2) Eat Your Veggies! Pair every eating experience with some colorful kind of vegetable. Add chopped tomatoes or bell peppers to your morning omelet, eat dark greens, pre-grated carrots and chopped celery in a wholesome salad without lifting a knife and enjoy a wholesome bowl of warm vegetable soup or chili you’ve made ahead for busy nights when homemade meals are hard to come by.
3) Enjoy a Goodie-A-Day! It’s the season full of delicious foods you wouldn’t normally eat at any other time of the year. By allowing a sweet or salty caramel treat in a very small portion each day, you’re much more likely to avoid overeating and feelings of deprivation.
4) Stick to a Regular Meal Routine! As much as possible, avoid meal skipping during the holidays. Aim to keep your blood sugar steady by eating protein with every meal (along with those veggies above) to keep carb cravings at bay. And don’t save up calories for holiday parties; it back fires every time.

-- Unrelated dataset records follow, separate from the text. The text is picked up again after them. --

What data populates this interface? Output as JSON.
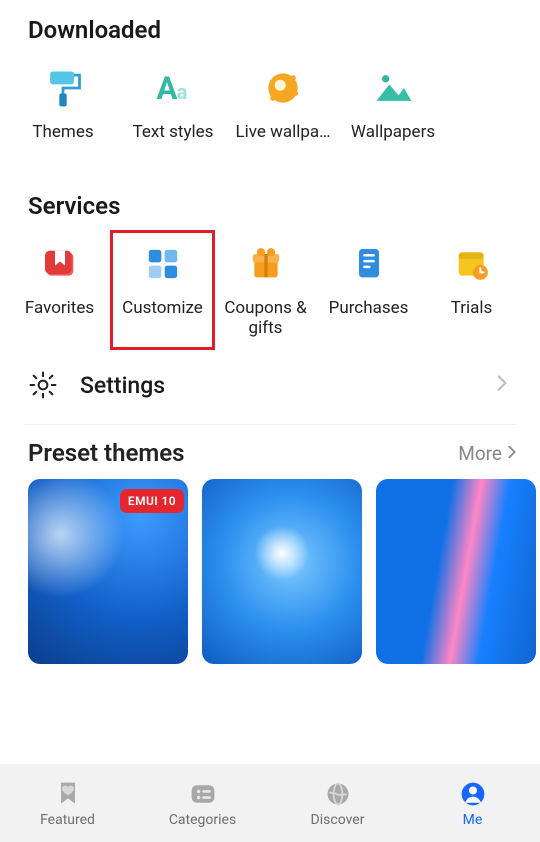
{
  "sections": {
    "downloaded_title": "Downloaded",
    "services_title": "Services",
    "preset_title": "Preset themes",
    "more_label": "More"
  },
  "downloaded": [
    {
      "key": "themes",
      "label": "Themes",
      "icon": "paint-roller"
    },
    {
      "key": "textstyles",
      "label": "Text styles",
      "icon": "text-aa"
    },
    {
      "key": "livewp",
      "label": "Live wallpa…",
      "icon": "live-wallpaper"
    },
    {
      "key": "wallpapers",
      "label": "Wallpapers",
      "icon": "wallpaper"
    }
  ],
  "services": [
    {
      "key": "favorites",
      "label": "Favorites",
      "icon": "bookmark"
    },
    {
      "key": "customize",
      "label": "Customize",
      "icon": "tiles",
      "highlighted": true
    },
    {
      "key": "coupons",
      "label": "Coupons & gifts",
      "icon": "gift"
    },
    {
      "key": "purchases",
      "label": "Purchases",
      "icon": "receipt"
    },
    {
      "key": "trials",
      "label": "Trials",
      "icon": "calendar-clock"
    }
  ],
  "settings_label": "Settings",
  "preset_themes": [
    {
      "badge": "EMUI 10"
    },
    {},
    {}
  ],
  "bottom_nav": [
    {
      "key": "featured",
      "label": "Featured",
      "icon": "heart-bookmark"
    },
    {
      "key": "categories",
      "label": "Categories",
      "icon": "list"
    },
    {
      "key": "discover",
      "label": "Discover",
      "icon": "globe"
    },
    {
      "key": "me",
      "label": "Me",
      "icon": "person",
      "active": true
    }
  ],
  "colors": {
    "accent": "#1866ff",
    "highlight_border": "#e11d2a",
    "badge_bg": "#e6262e"
  }
}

5) It’s Not All About the Food! Holidays are times for social gatherings, for spiritual reflection, for family togetherness. Holidays are more about the sights and the sounds of the season rather than the sweets and the spices. Try to focus more on those things that make the holidays most meaningful for you; the food aspect will diminish in importance allowing you to enjoy a more healthy holiday.